Schöfferhofer has effectively created (and subsequently dominated) the wheatbeer market in Hesse.
These days Schöfferhofer is brewed at the massive Binding brewery in Frankfurt – Germany’s largest brewery. Binding is in turn owned by Dr. Oetker who are possibly better known for yoghurt and frozen pizza.
Schöfferhofer claims to be the 4th most popular wheat beer in Germany, and is widely exported – I think it’s even available at EPCOT.
Coops reviewed the Schöfferhofer Kristallweisen for The Brew Club back in 2008, but this one is the unfiltered hefeweissen with its distinctive orange label.
Interestingly, it pours cloudy (as you would expect from a Hefeweisen) but slightly darker than most wheat beers, most are a summer barley colour, while Schöfferhofer is definitely just a shade darker. The head, however, is full, foaming and brilliant white (heck – I’m beginning to sound like a paint colour chart), leaving a healthy lacing as the drink goes down.
The nose was ‘drier’ than I expected, yes there were subtle hints of banana and clove that I was anticipating, but these were almost completely masked by a yeasty ‘bready’ nose. Not unpleasant, just not quite as I expected. German brewers resist adding cloves and orange peel to their brews like the Belgians do, so a German wheat beer always has a more subtle nose than a Belgian.

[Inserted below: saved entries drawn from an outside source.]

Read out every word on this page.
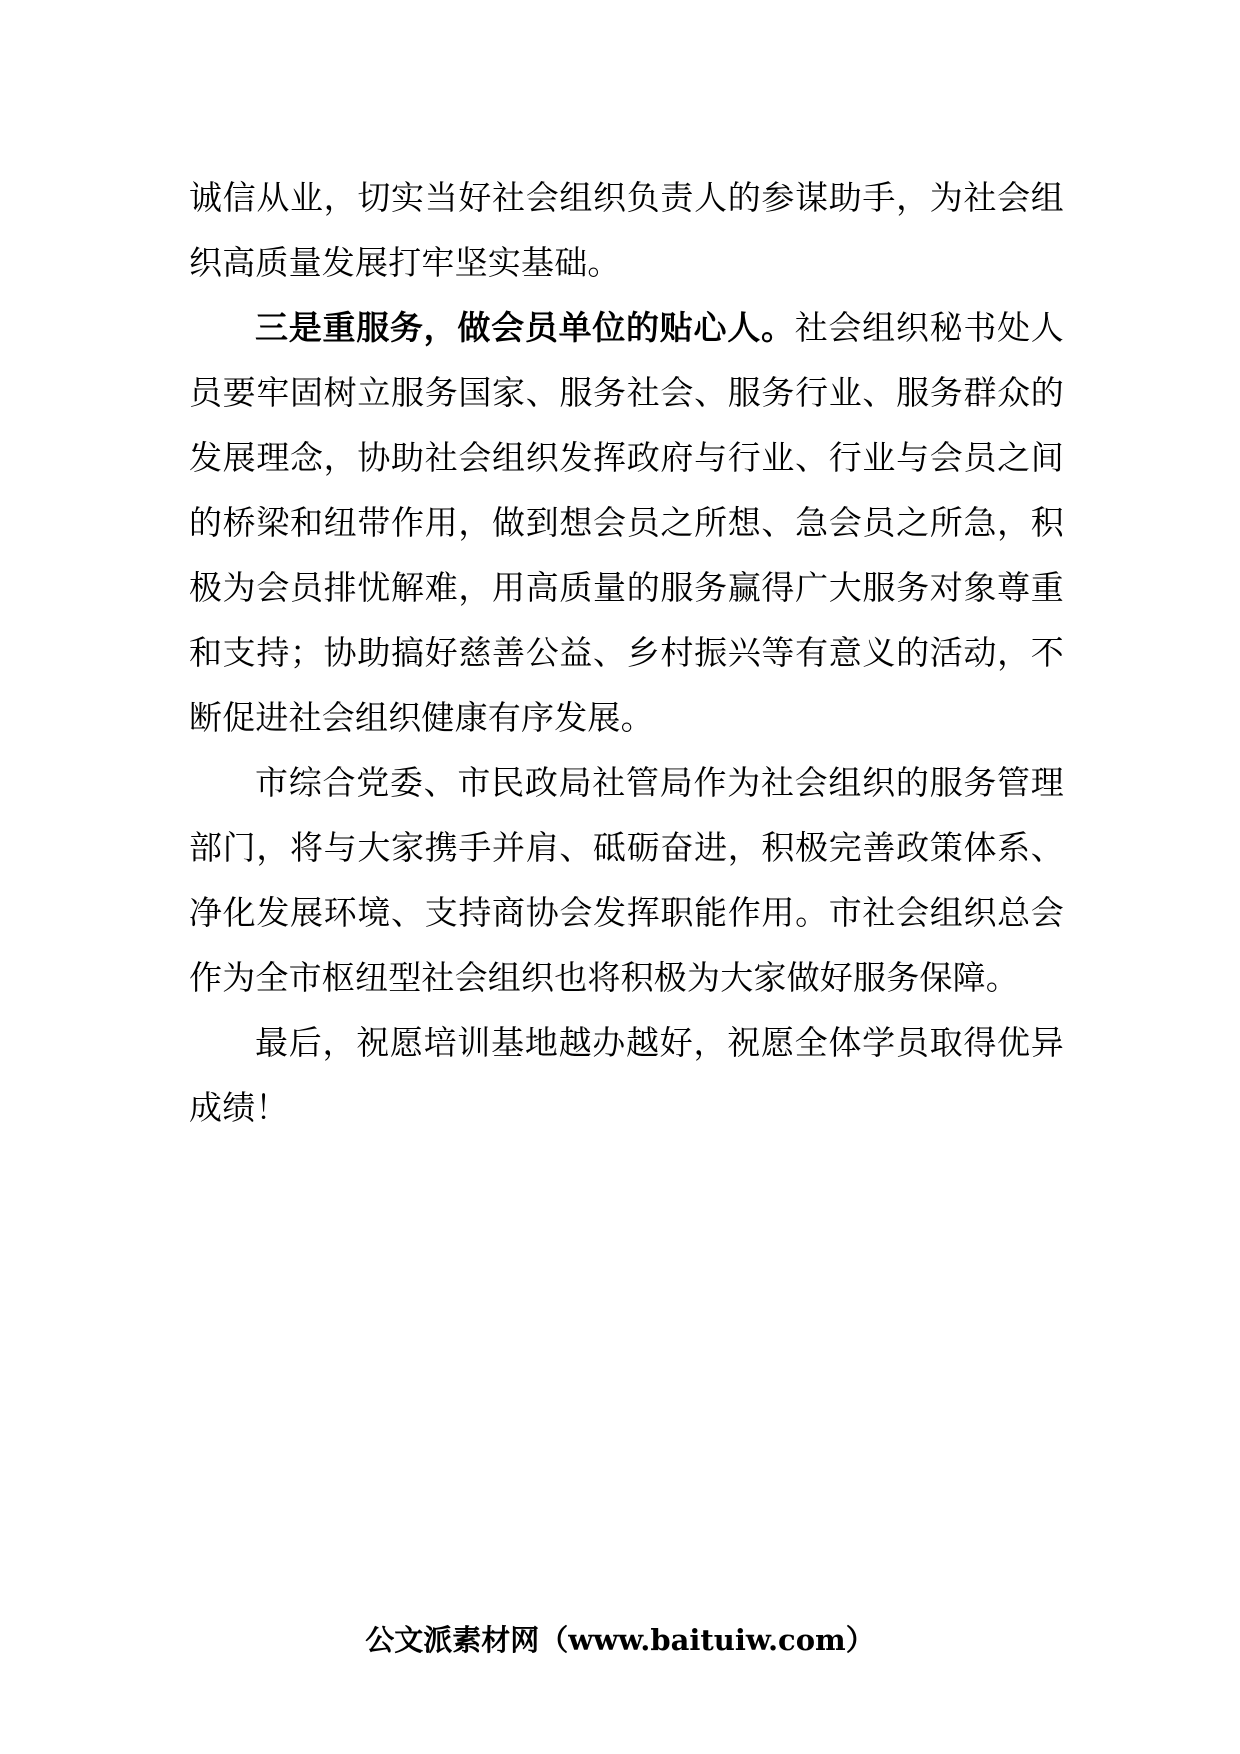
诚信从业，切实当好社会组织负责人的参谋助手，为社会组织高质量发展打牢坚实基础。

三是重服务，做会员单位的贴心人。社会组织秘书处人员要牢固树立服务国家、服务社会、服务行业、服务群众的发展理念，协助社会组织发挥政府与行业、行业与会员之间的桥梁和纽带作用，做到想会员之所想、急会员之所急，积极为会员排忧解难，用高质量的服务赢得广大服务对象尊重和支持；协助搞好慈善公益、乡村振兴等有意义的活动，不断促进社会组织健康有序发展。

市综合党委、市民政局社管局作为社会组织的服务管理部门，将与大家携手并肩、砥砺奋进，积极完善政策体系、净化发展环境、支持商协会发挥职能作用。市社会组织总会作为全市枢纽型社会组织也将积极为大家做好服务保障。

最后，祝愿培训基地越办越好，祝愿全体学员取得优异成绩！

公文派素材网（www.baituiw.com）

The flavour is smooth and crisp, there are some citrus notes, maybe grapefruit, and the background banana flavour. It’s very refreshing – I’ve heard it described as quaffable – and it goes down very easily.
Overall, and I’ll risk the wrath of Schöfferhofer fans here, I consider this to be a second division wheat beer. It’s crisp and refreshing, but not quite up there with the classics like Franziskaner or Weihenstephaner.
Checking back at our Beer Rating system this falls into the “Something that does what it sets out to, I’d be happy to drink it again.” So that’s three stars, but I think I’d revisit my rating of Franziskaner and give them 3½ or maybe 4.